KV 23 is located in the west branch of the West Valley of the Kings, beyond KV 24 and KV 25. It is though that it was the last tomb to be constructed in the West Valley and is generally considered to be the Tomb of Ay (the second last pharaoh of the Eighteenth Dynasty of the New Kingdom of Ancient Egypt). It is sometimes known as WV 23 due to its position in the West Valley which is also known as Wadi el-Gurud (“Valley of the Monkeys” or “Valley of the Baboons”) because of the representation of the baboons of the first hour of the Amduat within KV 23.
No foundation deposits have been discovered to date and so it is difficult to be certain who this tomb was originally intended for. Archaeologists have suggested that its original owner could have been Akhenaten, Smenkhare, or Tutankhamun, with the latter being the most popular option. It is proposed that the tomb had only just been started when the young king Tutankhamun died and so he was instead buried in KV 62 which was in a non-royal area of the Valley of the Kings and had originally been intended for Ay (who at that point was the Vizier of Tutankhamun).
The tomb was discovered by Belzoni in 1816. He marked this discovery by carving the date along with his name and the date beside the entrance. However, it had already been broken into and robbed some time before and there is also copious evidence of deliberate vandalism, which is generally considered to be the work Ay’s successor, Horemheb. Although it was discovered in 1816, it was not fully excavated until 1908 when Howard Carter and his team cleared the tomb.
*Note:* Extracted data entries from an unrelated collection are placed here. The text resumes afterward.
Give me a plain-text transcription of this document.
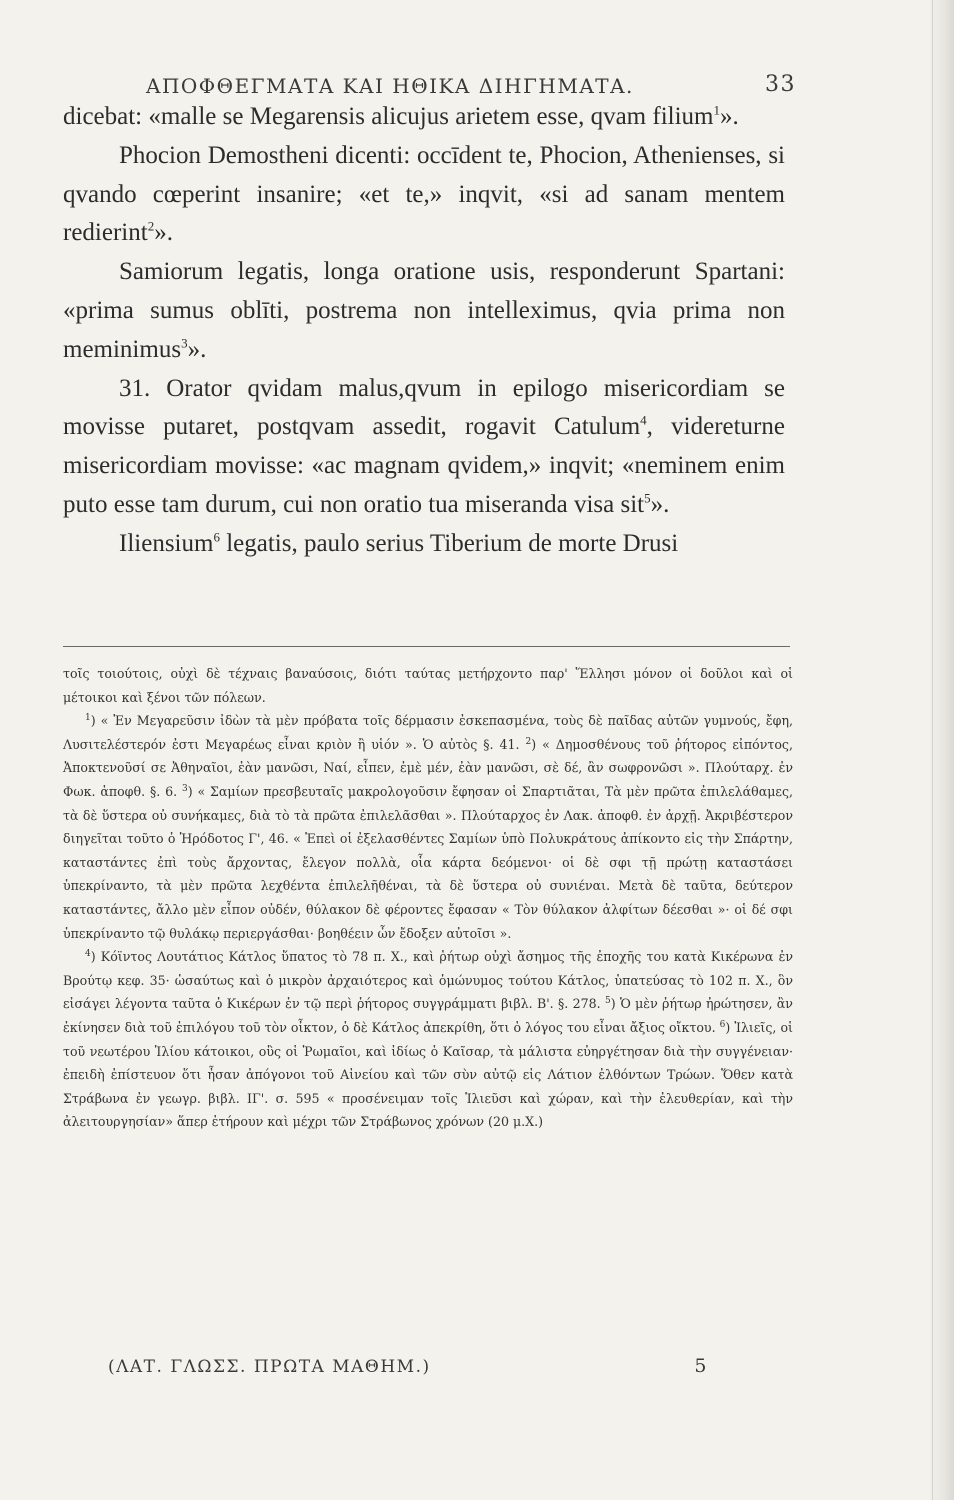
ΑΠΟΦΘΕΓΜΑΤΑ ΚΑΙ ΗΘΙΚΑ ΔΙΗΓΗΜΑΤΑ.	33

dicebat: «malle se Megarensis alicujus arietem esse, qvam filium$^1$».

Phocion Demostheni dicenti: occīdent te, Phocion, Athenienses, si qvando cœperint insanire; «et te,» inqvit, «si ad sanam mentem redierint$^2$».

Samiorum legatis, longa oratione usis, responderunt Spartani: «prima sumus oblīti, postrema non intelleximus, qvia prima non meminimus$^3$».

31. Orator qvidam malus,qvum in epilogo misericordiam se movisse putaret, postqvam assedit, rogavit Catulum$^4$, videreturne misericordiam movisse: «ac magnam qvidem,» inqvit; «neminem enim puto esse tam durum, cui non oratio tua miseranda visa sit$^5$».

Iliensium$^6$ legatis, paulo serius Tiberium de morte Drusi

τοῖς τοιούτοις, οὐχὶ δὲ τέχναις βαναύσοις, διότι ταύτας μετήρχοντο παρ' Ἕλλησι μόνον οἱ δοῦλοι καὶ οἱ μέτοικοι καὶ ξένοι τῶν πόλεων.

$^1$) « Ἐν Μεγαρεῦσιν ἰδὼν τὰ μὲν πρόβατα τοῖς δέρμασιν ἐσκεπασμένα, τοὺς δὲ παῖδας αὐτῶν γυμνούς, ἔφη, Λυσιτελέστερόν ἐστι Μεγαρέως εἶναι κριὸν ἢ υἱόν ». Ὁ αὐτὸς §. 41. $^2$) « Δημοσθένους τοῦ ῥήτορος εἰπόντος, Ἀποκτενοῦσί σε Ἀθηναῖοι, ἐὰν μανῶσι, Ναί, εἶπεν, ἐμὲ μέν, ἐὰν μανῶσι, σὲ δέ, ἂν σωφρονῶσι ». Πλούταρχ. ἐν Φωκ. ἀποφθ. §. 6. $^3$) « Σαμίων πρεσβευταῖς μακρολογοῦσιν ἔφησαν οἱ Σπαρτιᾶται, Τὰ μὲν πρῶτα ἐπιλελάθαμες, τὰ δὲ ὕστερα οὐ συνήκαμες, διὰ τὸ τὰ πρῶτα ἐπιλελᾶσθαι ». Πλούταρχος ἐν Λακ. ἀποφθ. ἐν ἀρχῇ. Ἀκριβέστερον διηγεῖται τοῦτο ὁ Ἡρόδοτος Γ', 46. « Ἐπεὶ οἱ ἐξελασθέντες Σαμίων ὑπὸ Πολυκράτους ἀπίκοντο εἰς τὴν Σπάρτην, καταστάντες ἐπὶ τοὺς ἄρχοντας, ἔλεγον πολλὰ, οἷα κάρτα δεόμενοι· οἱ δὲ σφι τῇ πρώτῃ καταστάσει ὑπεκρίναντο, τὰ μὲν πρῶτα λεχθέντα ἐπιλελῆθέναι, τὰ δὲ ὕστερα οὐ συνιέναι. Μετὰ δὲ ταῦτα, δεύτερον καταστάντες, ἄλλο μὲν εἶπον οὐδέν, θύλακον δὲ φέροντες ἔφασαν « Τὸν θύλακον ἀλφίτων δέεσθαι »· οἱ δέ σφι ὑπεκρίναντο τῷ θυλάκῳ περιεργάσθαι· βοηθέειν ὦν ἔδοξεν αὐτοῖσι ».

$^4$) Κόϊντος Λουτάτιος Κάτλος ὕπατος τὸ 78 π. Χ., καὶ ῥήτωρ οὐχὶ ἄσημος τῆς ἐποχῆς του κατὰ Κικέρωνα ἐν Βρούτῳ κεφ. 35· ὡσαύτως καὶ ὁ μικρὸν ἀρχαιότερος καὶ ὁμώνυμος τούτου Κάτλος, ὑπατεύσας τὸ 102 π. Χ., ὃν εἰσάγει λέγοντα ταῦτα ὁ Κικέρων ἐν τῷ περὶ ῥήτορος συγγράμματι βιβλ. Β'. §. 278. $^5$) Ὁ μὲν ῥήτωρ ἠρώτησεν, ἂν ἐκίνησεν διὰ τοῦ ἐπιλόγου τοῦ τὸν οἶκτον, ὁ δὲ Κάτλος ἀπεκρίθη, ὅτι ὁ λόγος του εἶναι ἄξιος οἴκτου. $^6$) Ἰλιεῖς, οἱ τοῦ νεωτέρου Ἰλίου κάτοικοι, οὓς οἱ Ῥωμαῖοι, καὶ ἰδίως ὁ Καῖσαρ, τὰ μάλιστα εὐηργέτησαν διὰ τὴν συγγένειαν· ἐπειδὴ ἐπίστευον ὅτι ἦσαν ἀπόγονοι τοῦ Αἰνείου καὶ τῶν σὺν αὐτῷ εἰς Λάτιον ἐλθόντων Τρώων. Ὅθεν κατὰ Στράβωνα ἐν γεωγρ. βιβλ. ΙΓ'. σ. 595 « προσένειμαν τοῖς Ἰλιεῦσι καὶ χώραν, καὶ τὴν ἐλευθερίαν, καὶ τὴν ἀλειτουργησίαν» ἅπερ ἐτήρουν καὶ μέχρι τῶν Στράβωνος χρόνων (20 μ.Χ.)

(ΛΑΤ. ΓΛΩΣΣ. ΠΡΩΤΑ ΜΑΘΗΜ.)	5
Ay’s tomb is of a more simple design than the other royal tombs of the Eighteenth Dynasty, actually bearing more similarity to some of the Twentieth Dynasty tombs. It was built along a fairly straight axis with the burial chamber slightly offset to the north-east. After the doorways there is a descending stair followed by two long corridors divided by a further descending stair. The second corridor leads directly into the antechamber which is followed by the burial chamber and a final smaller annex or canopic chamber.
Like KV 62 (the tomb of Tutankhamun, Ay’s predecessor) the only decoration in the tomb is to be found in the burial chamber. The walls are painted with various scenes from the Amduat (Book of the Dead) and representations of the king and various deities.
One famous scene from the tomb of Ay depicts the pharaoh and his wife Tiy hunting for a birds and hippopotamus in the marshes. This is a highly unusual scene for a royal tomb departing as it does from the more common religious scenes.
On the southwest wall of the tomb the nine gods of the Ennead appear with Ra–Horakhty. Ra, Atum, Shu, Tefnut, Geb, Nut, Osiris, Isis, and Horus stand on a barque behind which Nephthys stands. Behind her there is another barque carrying two falcon standards.
On the northwest wall Ay and his Ka receive offerings from Nut and are embraced by Osiris. While on the northeast wall the twelve baboons of the first hour of the Amduat (Book of Amduat) appear. There is also an unusual scene above the doorway to the canopic chamber in which the four sons of Horus are depicted holding flails. To the left of this scene Duamutef and Qebhsenuef wear the crown of Upper Egypt, and on the right Amsety and Hapy wear the crown of Lower Egypt.
The vandalism to this tomb is very thorough. Nearly every image of Ay and his wife Tiy has been hammered out and almost every instance of their names removed. One phrase which remained undamaged describes Tiy as “Great Royal Wife, his beloved, the Lady of the two lands, living, the heiress, great of praises.”
Very little funerary equipment was found in the tomb of Ay. A number of fragments from the Ay’s red quartzite sarcophagus were scattered around the tomb. The sarcophagus is very similar in design to that of Tutankhamun with Isis, Nephthys, Selqet (Serqet), and Neith each carved into one of the corners to protecting the king. It was been repaired and returned to the tomb, but Ay’s mummy has not been found and is presumed to have been destroyed.